Bermuda hotels assess insurance cover


Businesses seriously affected by Fridayå‘s hurricane were yesterday assessing insurance coverage for damage sustained in the storm, including what they might receive for loss of business.
The Fairmont Group of hotels said its two Bermuda properties were “extensively” insured for both property and business interruption which would reduce their total bill to, by estimates, between $5 million and $10 million.
Head of investor relations Emma Thompson could not, however, put a price tag on the gross cost of the devastating storm.
Ms Thompson said that information would not be available until a complete assessment of damage was completed in coming weeks.
The group is having to close down their Fairmont Southampton property for between two and six months. The Hamilton Princess remains open although one quarter of its rooms will need repairs after suffering water damage in the weekend storm.
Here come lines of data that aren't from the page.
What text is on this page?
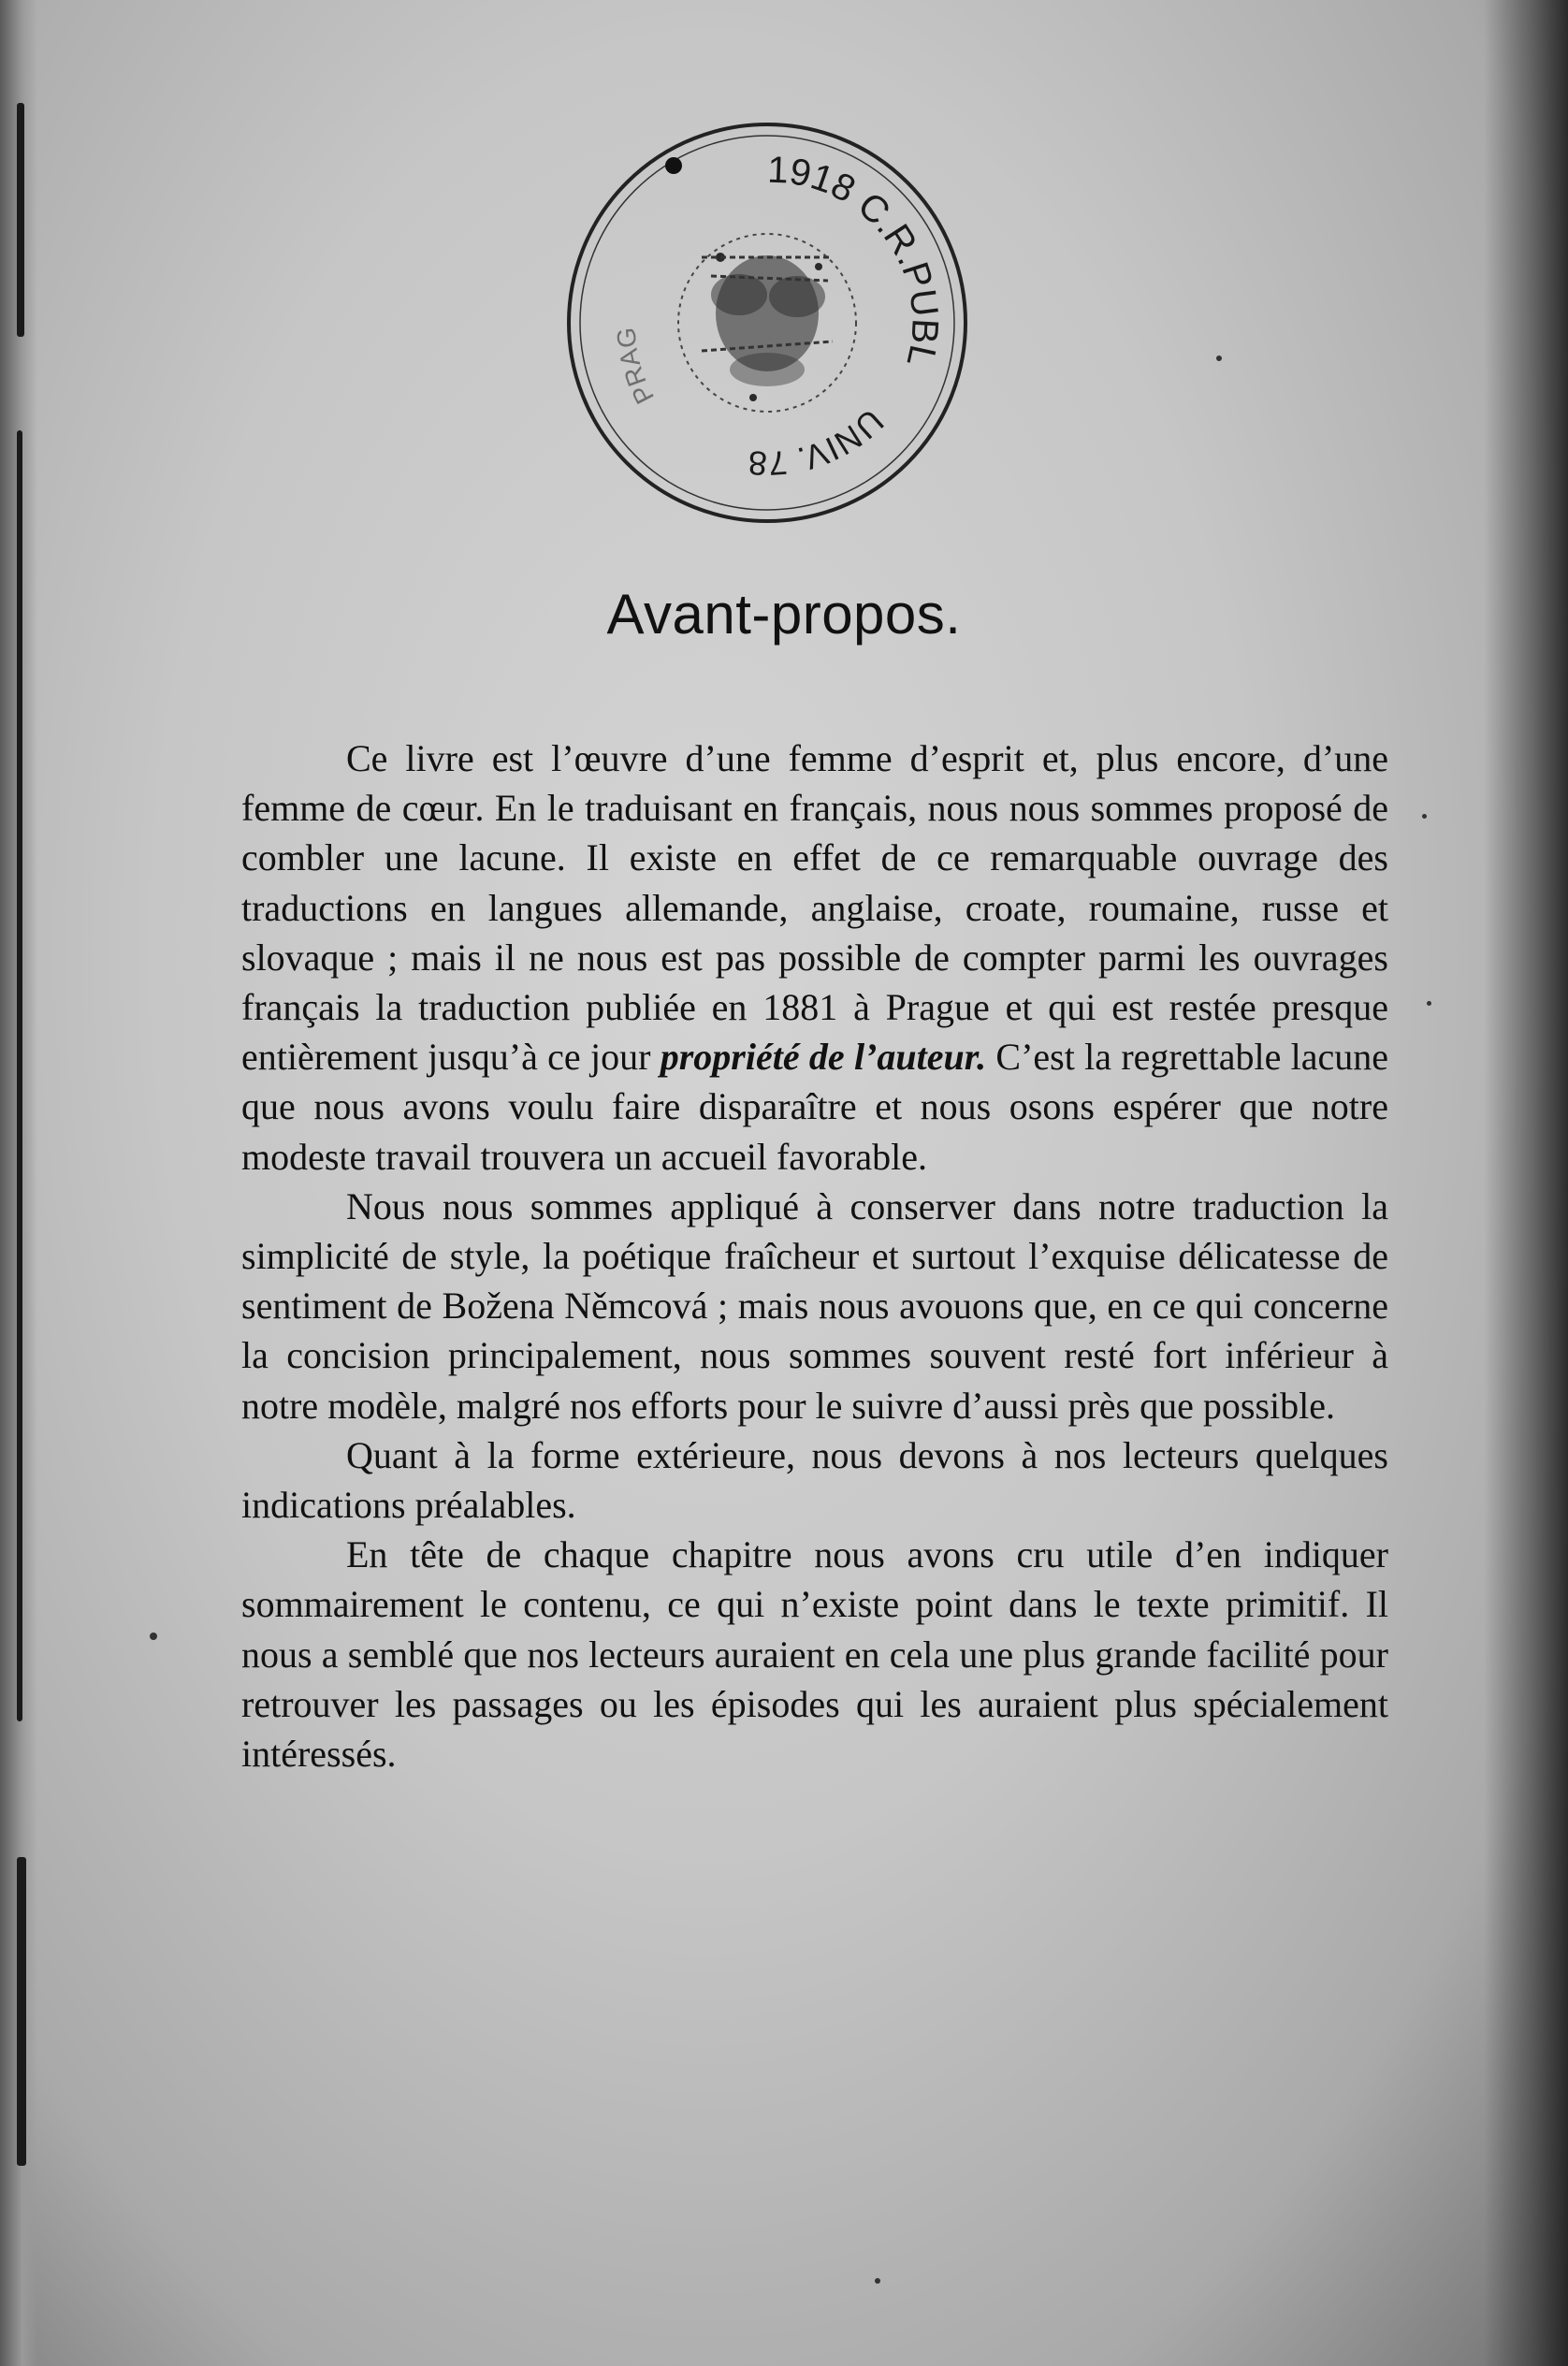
1918 C.R.PUBL
UNIV. 78
PRAG
Avant-propos.

Ce livre est l’œuvre d’une femme d’esprit et, plus encore, d’une femme de cœur. En le traduisant en français, nous nous sommes proposé de combler une lacune. Il existe en effet de ce remarquable ouvrage des traductions en langues allemande, anglaise, croate, roumaine, russe et slovaque ; mais il ne nous est pas possible de compter parmi les ouvrages français la traduction publiée en 1881 à Prague et qui est restée presque entièrement jusqu’à ce jour propriété de l’auteur. C’est la regrettable lacune que nous avons voulu faire disparaître et nous osons espérer que notre modeste travail trouvera un accueil favorable.

Nous nous sommes appliqué à conserver dans notre traduction la simplicité de style, la poétique fraîcheur et surtout l’exquise délicatesse de sentiment de Božena Němcová ; mais nous avouons que, en ce qui concerne la concision principalement, nous sommes souvent resté fort inférieur à notre modèle, malgré nos efforts pour le suivre d’aussi près que possible.

Quant à la forme extérieure, nous devons à nos lecteurs quelques indications préalables.

En tête de chaque chapitre nous avons cru utile d’en indiquer sommairement le contenu, ce qui n’existe point dans le texte primitif. Il nous a semblé que nos lecteurs auraient en cela une plus grande facilité pour retrouver les passages ou les épisodes qui les auraient plus spécialement intéressés.
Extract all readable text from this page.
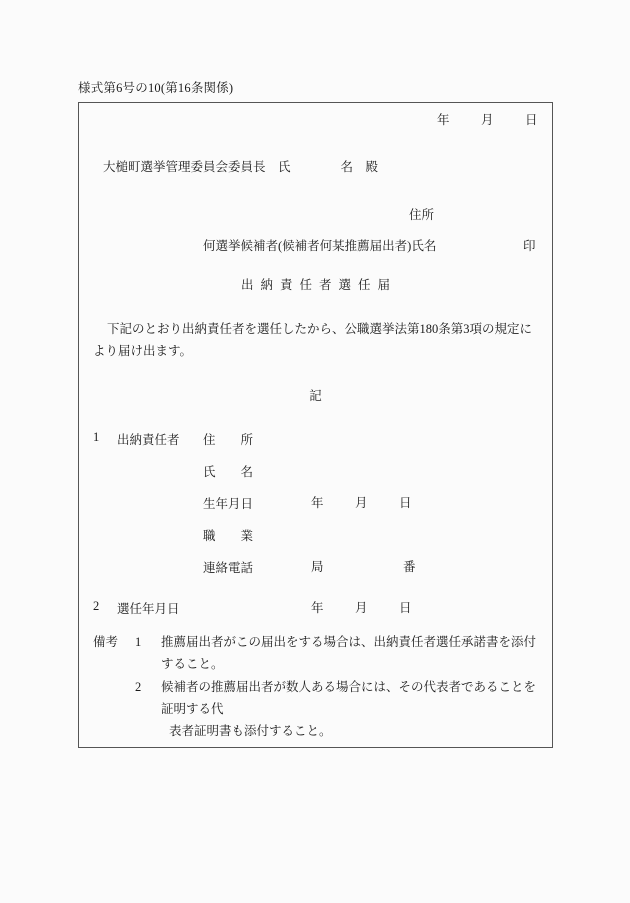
様式第6号の10(第16条関係)
年	月	日
大槌町選挙管理委員会委員長　氏　　　　名　殿
住所
何選挙候補者(候補者何某推薦届出者)氏名	印
出納責任者選任届
下記のとおり出納責任者を選任したから、公職選挙法第180条第3項の規定により届け出ます。
記
1 出納責任者 住　　所
氏　　名
生年月日	年	月	日
職　　業
連絡電話	局	番
2 選任年月日	年	月	日
備考	1	推薦届出者がこの届出をする場合は、出納責任者選任承諾書を添付すること。
2	候補者の推薦届出者が数人ある場合には、その代表者であることを証明する代
表者証明書も添付すること。
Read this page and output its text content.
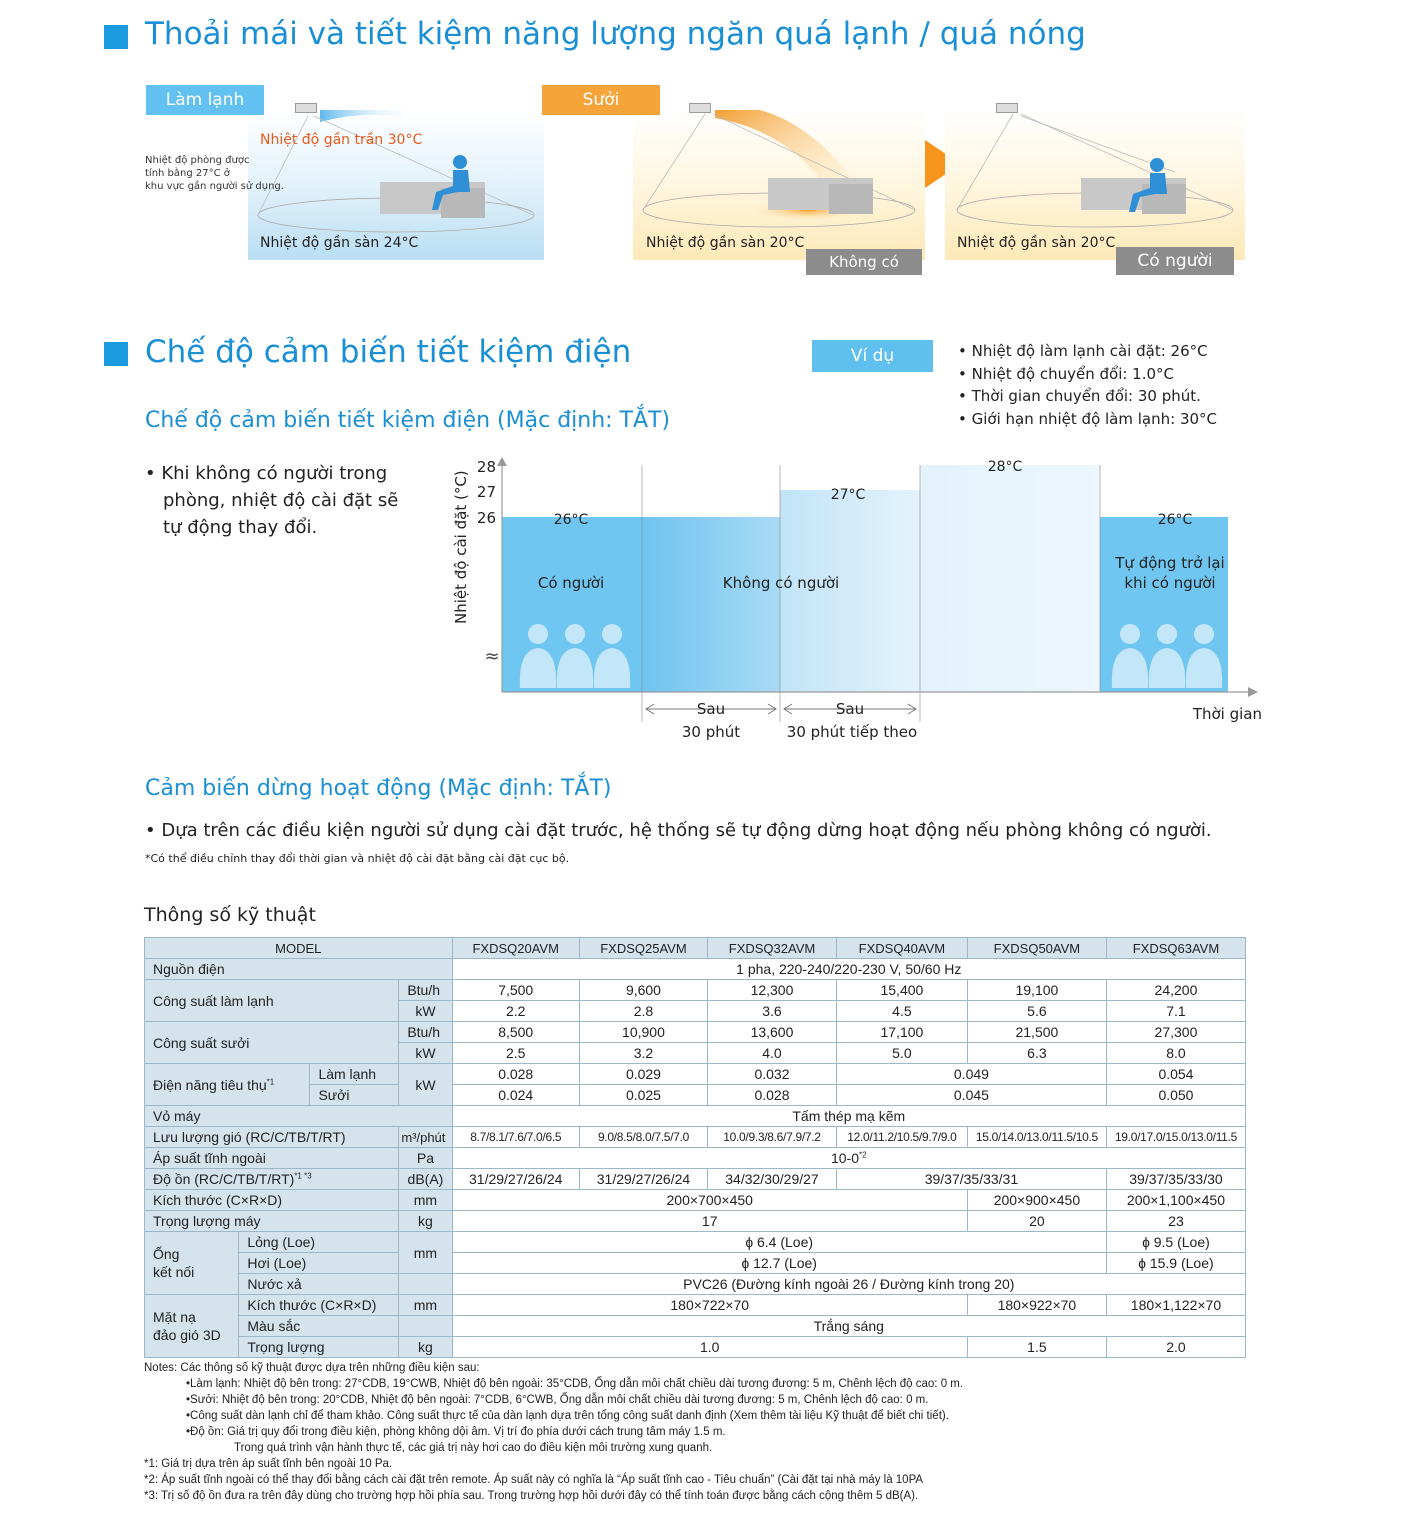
Thoải mái và tiết kiệm năng lượng ngăn quá lạnh / quá nóng
Làm lạnh
Nhiệt độ gần trần 30°C
Nhiệt độ gần sàn 24°C
Nhiệt độ phòng được
tính bằng 27°C ở
khu vực gần người sử dụng.
Sưởi
Nhiệt độ gần sàn 20°C
Không có người
Nhiệt độ gần sàn 20°C
Có người
Chế độ cảm biến tiết kiệm điện	Ví dụ	• Nhiệt độ làm lạnh cài đặt: 26°C
• Nhiệt độ chuyển đổi: 1.0°C
• Thời gian chuyển đổi: 30 phút.
• Giới hạn nhiệt độ làm lạnh: 30°C
Chế độ cảm biến tiết kiệm điện (Mặc định: TẮT)
• Khi không có người trong
phòng, nhiệt độ cài đặt sẽ
tự động thay đổi.	Nhiệt độ cài đặt (°C)
28
27
26
≈
26°C
27°C
28°C
26°C
Có người	Không có người
Tự động trở lại
khi có người
Sau
30 phút
Sau
30 phút tiếp theo
Thời gian
Cảm biến dừng hoạt động (Mặc định: TẮT)
• Dựa trên các điều kiện người sử dụng cài đặt trước, hệ thống sẽ tự động dừng hoạt động nếu phòng không có người.
*Có thể điều chỉnh thay đổi thời gian và nhiệt độ cài đặt bằng cài đặt cục bộ.
Thông số kỹ thuật
MODEL				FXDSQ20AVM	FXDSQ25AVM	FXDSQ32AVM	FXDSQ40AVM	FXDSQ50AVM	FXDSQ63AVM
Nguồn điện				1 pha, 220-240/220-230 V, 50/60 Hz					
Công suất làm lạnh			Btu/h	7,500	9,600	12,300	15,400	19,100	24,200
			kW	2.2	2.8	3.6	4.5	5.6	7.1
Công suất sưởi			Btu/h	8,500	10,900	13,600	17,100	21,500	27,300
			kW	2.5	3.2	4.0	5.0	6.3	8.0
Điện năng tiêu thụ$^{*1}$		Làm lạnh	kW	0.028	0.029	0.032	0.049		0.054
		Sưởi		0.024	0.025	0.028	0.045		0.050
Vỏ máy				Tấm thép mạ kẽm					
Lưu lượng gió (RC/C/TB/T/RT)			m³/phút	8.7/8.1/7.6/7.0/6.5	9.0/8.5/8.0/7.5/7.0	10.0/9.3/8.6/7.9/7.2	12.0/11.2/10.5/9.7/9.0	15.0/14.0/13.0/11.5/10.5	19.0/17.0/15.0/13.0/11.5
Áp suất tĩnh ngoài			Pa	10-0$^{*2}$
Độ ồn $(RC/C/TB/T/RT)^{*1 *3}$			dB(A)	31/29/27/26/24	31/29/27/26/24	34/32/30/29/27	39/37/35/33/31		39/37/35/33/30
Kích thước (C×R×D)			mm	200×700×450				200×900×450	200×1,100×450
Trọng lượng máy			kg	17				20	23

Ống
kết nối	Lỏng (Loe)		mm	ɸ 6.4 (Loe)					ɸ 9.5 (Loe)
	Hơi (Loe)			ɸ 12.7 (Loe)					ɸ 15.9 (Loe)
	Nước xả			PVC26 (Đường kính ngoài 26 / Đường kính trong 20)					

Mặt nạ
đảo gió 3D	Kích thước (C×R×D)		mm	180×722×70				180×922×70	180×1,122×70
	Màu sắc			Trắng sáng					
	Trọng lượng		kg	1.0				1.5	2.0
Notes: Các thông số kỹ thuật được dựa trên những điều kiện sau:
•Làm lạnh: Nhiệt độ bên trong: 27°CDB, 19°CWB, Nhiệt độ bên ngoài: 35°CDB, Ống dẫn môi chất chiều dài tương đương: 5 m, Chênh lệch độ cao: 0 m.
•Sưởi: Nhiệt độ bên trong: 20°CDB, Nhiệt độ bên ngoài: 7°CDB, 6°CWB, Ống dẫn môi chất chiều dài tương đương: 5 m, Chênh lệch độ cao: 0 m.
•Công suất dàn lạnh chỉ để tham khảo. Công suất thực tế của dàn lạnh dựa trên tổng công suất danh định (Xem thêm tài liệu Kỹ thuật để biết chi tiết).
•Độ ồn: Giá trị quy đổi trong điều kiện, phòng không dội âm. Vị trí đo phía dưới cách trung tâm máy 1.5 m.
Trong quá trình vận hành thực tế, các giá trị này hơi cao do điều kiện môi trường xung quanh.
*1: Giá trị dựa trên áp suất tĩnh bên ngoài 10 Pa.
*2: Áp suất tĩnh ngoài có thể thay đổi bằng cách cài đặt trên remote. Áp suất này có nghĩa là “Áp suất tĩnh cao - Tiêu chuẩn” (Cài đặt tại nhà máy là 10PA
*3: Trị số độ ồn đưa ra trên đây dùng cho trường hợp hồi phía sau. Trong trường hợp hồi dưới đây có thể tính toán được bằng cách cộng thêm 5 dB(A).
Ariel Sands hotel is also closed for repairs with general manager John O’Brien telling The Royal Gazette yesterday that the property would be shut for at least a week. Mr. O’Brien said insurance assessors were currently on-site looking at damage but he said he expected to recoup little for loss of business.
“We are looking at this right now but we may not have (business interruption) coverage.
“We most likely don’t have this as the cost of (business interruption coverage) is so high and not really worth it when you consider that storms usually hit during this time which is not our busiest period,” he said.
Mr. O’Brien explained that historically the hotel’s slowest period was the last four months of the year and that any insurance pay out for loss of business would be low as based on occupancy rates from this time of year.
MEF Enterprises were also dealt a blow by Fabian with the hurricane virtually destroying its three Elbow Beach ventures - Mickey’s Beach Bar, Lido Restaurant and The Deep nightclub - but management could not yet say how much of its loss of business would be covered by insurance.
The restaurant group - owners of many of the Island’s popular eateries including Little Venice, La Trattoria and L’Orientale - also suffered loss of business at some of its other restaurants either because of roof damage to restaurants or lack of power.
Little Venice Group director Gioacchino DiMeglio told The Royal Gazette that the company’s level of insurance coverage could be better assessed once chief financial officer Theresa Chatfield was able to return to the Island, with flights having been cancelled through yesterday.
But Mr. DiMeglio could not even say yesterday if their beachfront operations would re-open. “It may be a long time. We may make that decision in the next week or two but the damage is extensive.
“Mickey’s is completely washed out. And there is structural damage to Lido.
“We are assessing damage with technical (professionals) and management of Elbow Beach. A decision has to be made on whether we re-build or knock down,” he said.